The costs of shutting down and starting a rig are costlier than bearing the marginal losses. The buyer, on the other hand, has his hands full. He would incur higher transportation and storage costs than the value of the oil itself.
A similar situation occurs in electricity markets as well, during the mid-day when wind, solar, hydro, and thermal-based electricity producers are generating electricity the supply is higher than the demand. The solar wind hydro can stop their production relatively easier while for coal-based plants, the costs of starting and shutting down the plant are huge. They continue to produce during negative pricing situation as well ensuring they provide electricity when the demand peaks during the evening.

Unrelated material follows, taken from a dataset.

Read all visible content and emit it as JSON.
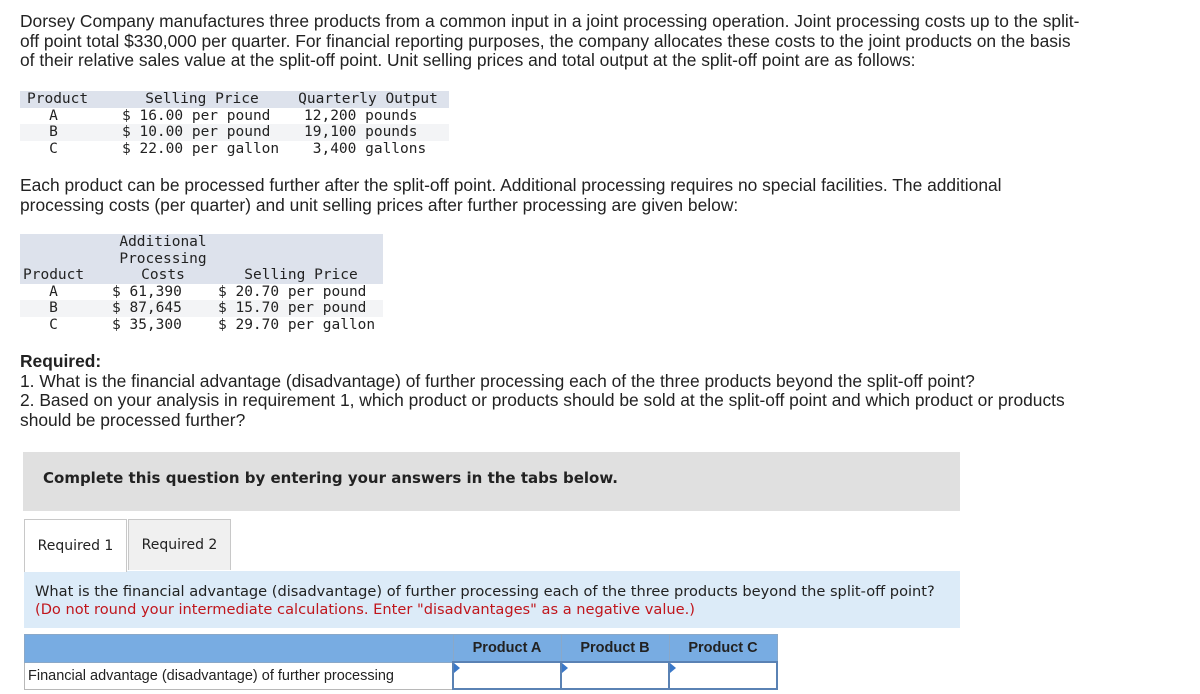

Now coming back to Oil markets, when the oil prices started declining no player was ready to decrease the oil production fearing they will lose market share while demand kept falling as much as by 30%. The countries and traders stocked the oil, and they were left with no storage. The May contracts of American crude were to expire by April 21st. So, when the deadline arrived the prices started to plummet because the oil trader wanted to get to rid of oil instead of shutting production which would be costlier to restart than losses of the May sales by the contract. From consumers holding the contracts wanted to avoid the buying as there was no space to take the delivery. It was leading to the futures price that went negative on April 20th.
Negative oil prices seem like a crazy event, but can we draw parallels to the losses incurred by e-commerce companies to earn market share? The food delivery start-ups like Uber eats, Zomato and Swiggy were all paying us to buy from them. One can draw parallels to rich countries paying the poor to dump their waste. Nothing comes free, after all. In every such transaction, one wins, and others believe it was her.